Zeitzeugen | Die Egoisten
Verschwiegene Zeitzeugen ?
von Dr. Regina Reinsperger


Wenn man in den 50er oder 60er Jahren seine Eltern oder Großeltern fragte, wie sie über die Verbrechen des 3. Reiches damals gedacht hatten und was sie heute davon hielten, bekam man meist die stereotype Antworten: „Das habe ich nicht gewusst" , „Da war ich nicht dabei", wenn man sich denn überhaupt getraute zu fragen, denn in den meisten Familien wurde eisern geschwiegen und auch in der Schule endete die „neuere Geschichte" meist mit dem Bismarckreich. Dabei wären die meisten Fragenden schon zufrieden gewesen mit einer Antwort wie: „ Damals habe ich das nicht so gesehen, aber nach dem Krieg habe ich dazugelernt", ganz zu schweigen von dem Satz: „Ich habe nicht so gedacht". Dass man sich nur schwer und unter Lebensgefahr in einer bestehenden Diktatur auflehnen kann, wussten die meisten Jüngeren ohnehin. Sehr oft wurden jedoch die Verbrechen anonymisiert gesehen: „angeordnet denen da oben in der Regierung", als ob z.B. eine Nazi-Organisation wie die Gestapo oder eine KZ-Wachmannschaft oder eine militärische Einheit nicht aus Einzelmenschen bestanden hätte, die, wenn sie sich verweigern wollten, sich wegmelden konnten, ohne dass das zwingend negative Folgen nach sich zog; auch diese Option wurde oft genug wahrgenommen. Als besonders verletzend und verlogen empfanden die meisten Jüngeren das „Schönreden" der Nazi - Zeit und ihrer „Errungenschaften" und nicht zuletzt als drückend und quälend das Verschweigen.

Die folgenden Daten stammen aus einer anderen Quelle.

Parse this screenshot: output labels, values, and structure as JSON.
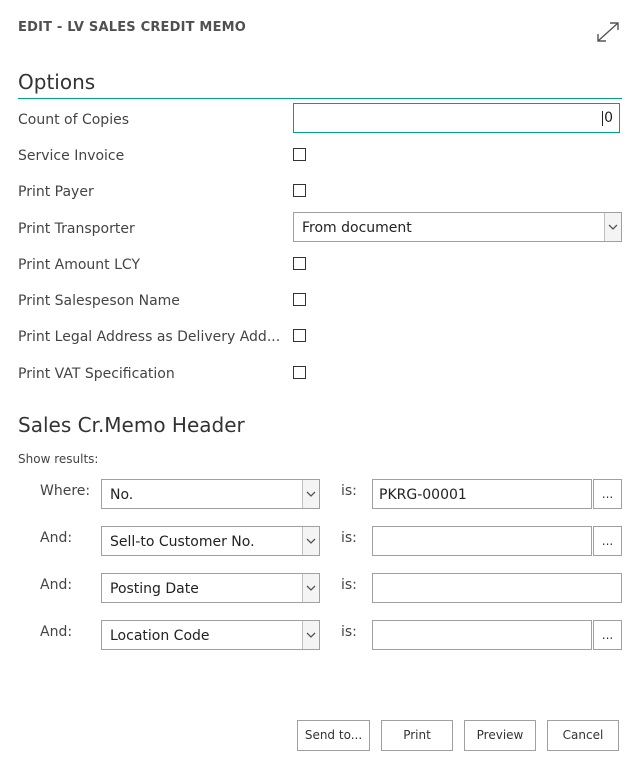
{
  "dialog": {
    "title": "EDIT - LV SALES CREDIT MEMO",
    "expand_icon": "expand-arrows-icon"
  },
  "options": {
    "heading": "Options",
    "count_of_copies": {
      "label": "Count of Copies",
      "value": "0"
    },
    "service_invoice": {
      "label": "Service Invoice",
      "checked": false
    },
    "print_payer": {
      "label": "Print Payer",
      "checked": false
    },
    "print_transporter": {
      "label": "Print Transporter",
      "value": "From document"
    },
    "print_amount_lcy": {
      "label": "Print Amount LCY",
      "checked": false
    },
    "print_salesperson_name": {
      "label": "Print Salespeson Name",
      "checked": false
    },
    "print_legal_address": {
      "label": "Print Legal Address as Delivery Add...",
      "checked": false
    },
    "print_vat_spec": {
      "label": "Print VAT Specification",
      "checked": false
    }
  },
  "filters": {
    "heading": "Sales Cr.Memo Header",
    "subheading": "Show results:",
    "is_label": "is:",
    "rows": [
      {
        "conj": "Where:",
        "field": "No.",
        "value": "PKRG-00001",
        "has_lookup": true
      },
      {
        "conj": "And:",
        "field": "Sell-to Customer No.",
        "value": "",
        "has_lookup": true
      },
      {
        "conj": "And:",
        "field": "Posting Date",
        "value": "",
        "has_lookup": false
      },
      {
        "conj": "And:",
        "field": "Location Code",
        "value": "",
        "has_lookup": true
      }
    ],
    "lookup_label": "..."
  },
  "buttons": {
    "send_to": "Send to...",
    "print": "Print",
    "preview": "Preview",
    "cancel": "Cancel"
  },
  "colors": {
    "accent": "#00a08c",
    "border": "#a0a0a0"
  }
}
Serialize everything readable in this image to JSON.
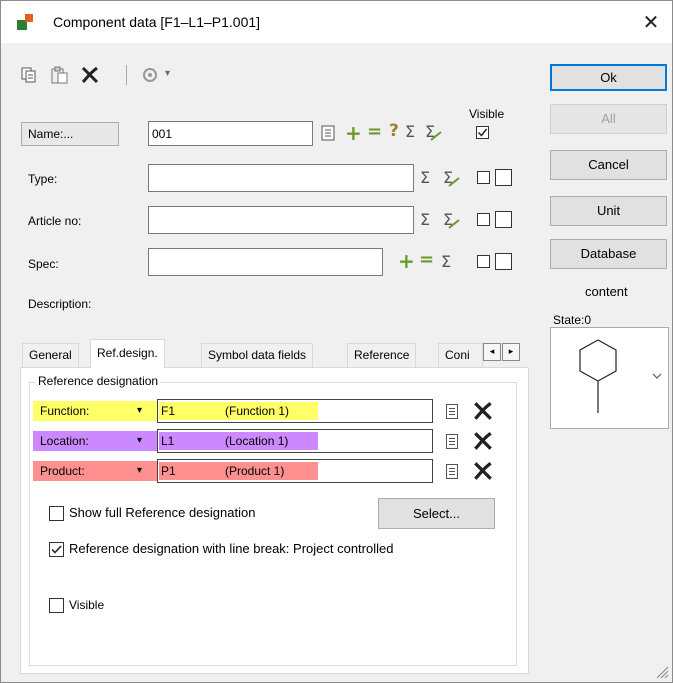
{
  "window": {
    "title": "Component data [F1–L1–P1.001]",
    "close_glyph": "✕"
  },
  "toolbar": {
    "copy_icon": "⎘",
    "paste_icon": "📋",
    "delete_icon": "✗",
    "more_icon": "▾"
  },
  "fields": {
    "name_button": "Name:...",
    "name_value": "001",
    "visible_header": "Visible",
    "type_label": "Type:",
    "type_value": "",
    "article_label": "Article no:",
    "article_value": "",
    "spec_label": "Spec:",
    "spec_value": "",
    "description_label": "Description:"
  },
  "symbols": {
    "sigma": "Σ",
    "sigma_arrow": "Σ",
    "plus": "+",
    "minus": "=",
    "question": "?"
  },
  "buttons": {
    "ok": "Ok",
    "all": "All",
    "cancel": "Cancel",
    "unit": "Unit",
    "database": "Database",
    "content": "content",
    "state": "State:0"
  },
  "tabs": [
    "General",
    "Ref.design.",
    "Symbol data fields",
    "Reference",
    "Coni"
  ],
  "tab_scroll": {
    "left": "◂",
    "right": "▸"
  },
  "refdesign": {
    "group_title": "Reference designation",
    "rows": [
      {
        "label": "Function:",
        "code": "F1",
        "name": "(Function 1)",
        "color": "#ffff66"
      },
      {
        "label": "Location:",
        "code": "L1",
        "name": "(Location 1)",
        "color": "#cc88ff"
      },
      {
        "label": "Product:",
        "code": "P1",
        "name": "(Product 1)",
        "color": "#ff9090"
      }
    ],
    "dropdown_glyph": "▾",
    "show_full_label": "Show full Reference designation",
    "show_full_checked": false,
    "select_button": "Select...",
    "line_break_label": "Reference designation with line break: Project controlled",
    "line_break_checked": true,
    "visible_label": "Visible",
    "visible_checked": false
  }
}
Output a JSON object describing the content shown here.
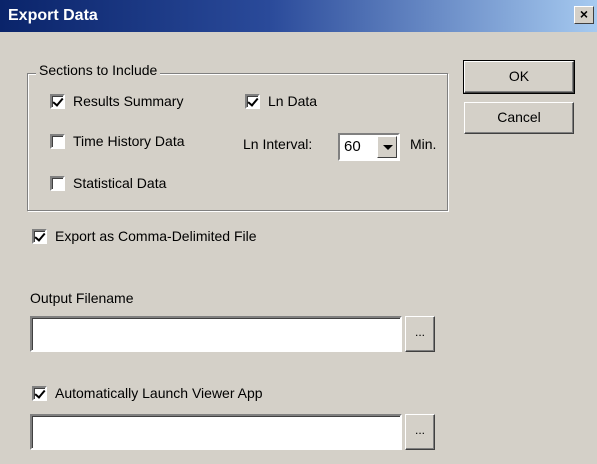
{
  "window": {
    "title": "Export Data",
    "close_glyph": "×"
  },
  "sections": {
    "label": "Sections to Include",
    "results_summary": {
      "label": "Results Summary",
      "checked": true
    },
    "time_history": {
      "label": "Time History Data",
      "checked": false
    },
    "statistical": {
      "label": "Statistical Data",
      "checked": false
    },
    "ln_data": {
      "label": "Ln Data",
      "checked": true
    },
    "ln_interval": {
      "label": "Ln Interval:",
      "value": "60",
      "unit": "Min."
    }
  },
  "export_csv": {
    "label": "Export as Comma-Delimited File",
    "checked": true
  },
  "output": {
    "label": "Output Filename",
    "value": "",
    "browse_label": "..."
  },
  "launch_viewer": {
    "label": "Automatically Launch Viewer App",
    "checked": true,
    "value": "",
    "browse_label": "..."
  },
  "buttons": {
    "ok": "OK",
    "cancel": "Cancel"
  }
}
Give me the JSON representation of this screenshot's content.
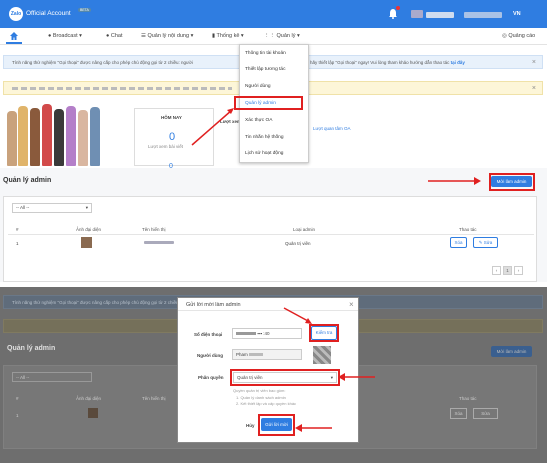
{
  "top": {
    "brand": "Official Account",
    "badge": "BETA",
    "logo": "Zalo",
    "lang": "VN"
  },
  "nav": {
    "items": [
      {
        "label": "Broadcast",
        "icon": "broadcast-icon"
      },
      {
        "label": "Chat",
        "icon": "chat-icon"
      },
      {
        "label": "Quản lý nội dung",
        "icon": "list-icon"
      },
      {
        "label": "Thống kê",
        "icon": "chart-icon"
      },
      {
        "label": "Quản lý",
        "icon": "grid-icon"
      }
    ],
    "right": "Quảng cáo"
  },
  "banner1": {
    "text_a": "Tính năng thử nghiệm \"Gọi thoại\" được nâng cấp cho phép chủ động gọi từ 2 chiều: người",
    "text_b": "hãy thiết lập \"Gọi thoại\" ngay! Vui lòng tham khảo hướng dẫn thao tác",
    "link": "tại đây"
  },
  "dropdown_menu": [
    "Thông tin tài khoản",
    "Thiết lập tương tác",
    "Người dùng",
    "Quản lý admin",
    "Xác thực OA",
    "Tin nhắn hệ thống",
    "Lịch sử hoạt động"
  ],
  "stats": {
    "today_label": "HÔM NAY",
    "value": "0",
    "sub": "Lượt xem bài viết",
    "profile_label": "Lượt xem",
    "link": "Lượt quan tâm OA"
  },
  "admin": {
    "title": "Quản lý admin",
    "invite_button": "Mời làm admin",
    "filter": "-- All --",
    "columns": [
      "#",
      "Ảnh đại diện",
      "Tên hiển thị",
      "Loại admin",
      "Thao tác"
    ],
    "rows": [
      {
        "index": "1",
        "role": "Quản trị viên",
        "delete": "Xóa",
        "edit": "Sửa"
      }
    ],
    "pager": {
      "prev": "‹",
      "page": "1",
      "next": "›"
    }
  },
  "modal": {
    "title": "Gửi lời mời làm admin",
    "phone_label": "Số điện thoại",
    "phone_suffix": "40",
    "check_button": "Kiểm tra",
    "user_label": "Người dùng",
    "user_value": "Pham",
    "role_label": "Phân quyền",
    "role_value": "Quản trị viên",
    "role_help": "Quyền quản trị viên bao gồm:",
    "role_help_1": "1. Quản lý danh sách admin",
    "role_help_2": "2. Kết thiết lập và cấp quyền khác",
    "cancel": "Hủy",
    "send": "Gửi lời mời"
  },
  "colors": {
    "primary": "#2f7de1",
    "highlight": "#e02020",
    "overlay": "#6e6e6e"
  }
}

Wie schon im Artikel über den „
Jugendterror" erwähnt, schreibt Hans-Werner Schroeder auf Seite 186 über den Holocaust „Dass er (Benesch) selbst oder die Siebenbürger Bevölkerung an den brutalen Aktionen der Pfeilkreuzler oder der ungarischen Gendarmerie Anteil gehabt haben können, ist ausgeschlossen". Er nimmt also ganz in Tradition der 50er und 60er Jahre eine Anonymisierung vor und fällt ein Pauschalurteil, so dass er sich individuelle Betrachtungen sparen kann. Als Zeitzeugen, wie grausam die Zusammentreibung der jüdischen Bevölkerung in Sächsisch-Regen war, schreibt Schroeder mit dürren Worten auf Seite 182: „ Wie grausam der Vollzug war, hat Hans Holzträger in einem erschütternden Dokument über die Deportation des Sächsisch-Regener Bürgers Mark Perl überliefert. „Beim Lesen", so Holzträger, „der Autobiographie des Mark Perl (sind mir) des öfteren die Tränen geflossen, aus Mitleid und Zorn."" soweit das Zitat. In den Anmerkungen findet sich dann unter Nr. 102 die genaue Quelle des Zitates (1). Eine weitere Zeitzeugen - Quelle, auf die in dem eben genannten Artikel hingewiesen wird, benutzt Schroeder nur, ohne sie zu nennen. Auf Seite 186 zitiert er: „Ihr werdet auch bald diesen Weg gehen, so wie wir", schrie eine Jüdin aus Sächsisch-Regen den am Wegrand stehenden zu." Dieses Zitat stammt aus einem anderen Artikel von Hans Holzträger (2), dort wird in einem Abschnitt unter der Überschrift „Sächsisch-Regen" berichtet:


„In Sächsisch-Regen und in Neumarkt begann die Verschleppung ins Lager am 13. Mai 1944.....Ein Lager befand sich in der Bierbrauerei in der Bierhausgasse und ein weiteres in neben der Ziegelei zwischen der Stadt und Deutsch-Zeplin (Dedrad). Dort warteten die Menschen auf einem umzäunten und bewachten Ackerfeld Wochen, bis sie nach Auschwitz abtransportiert wurden. Bei regnerischem, kühlem Wetter waren die Verhältnisse dieser Armen auf freiem Feld katastrophal. Der Zeplinger Dorfbevölkerung, die diesen Weg zumeist für ihre Fahrten und Gänge nach Sächsisch-Regen benutzte, war es verboten, am Lager vorbeizufahren. In den ersten Tagen nach Errichtung des Lagers mussten ungarische und deutsche Jugendliche der Leventeorganisation ( Anm.: vormilitärische staatliche Jugendorganisation, siehe Artikel „Jugendterror") zwangsweise Wache halten.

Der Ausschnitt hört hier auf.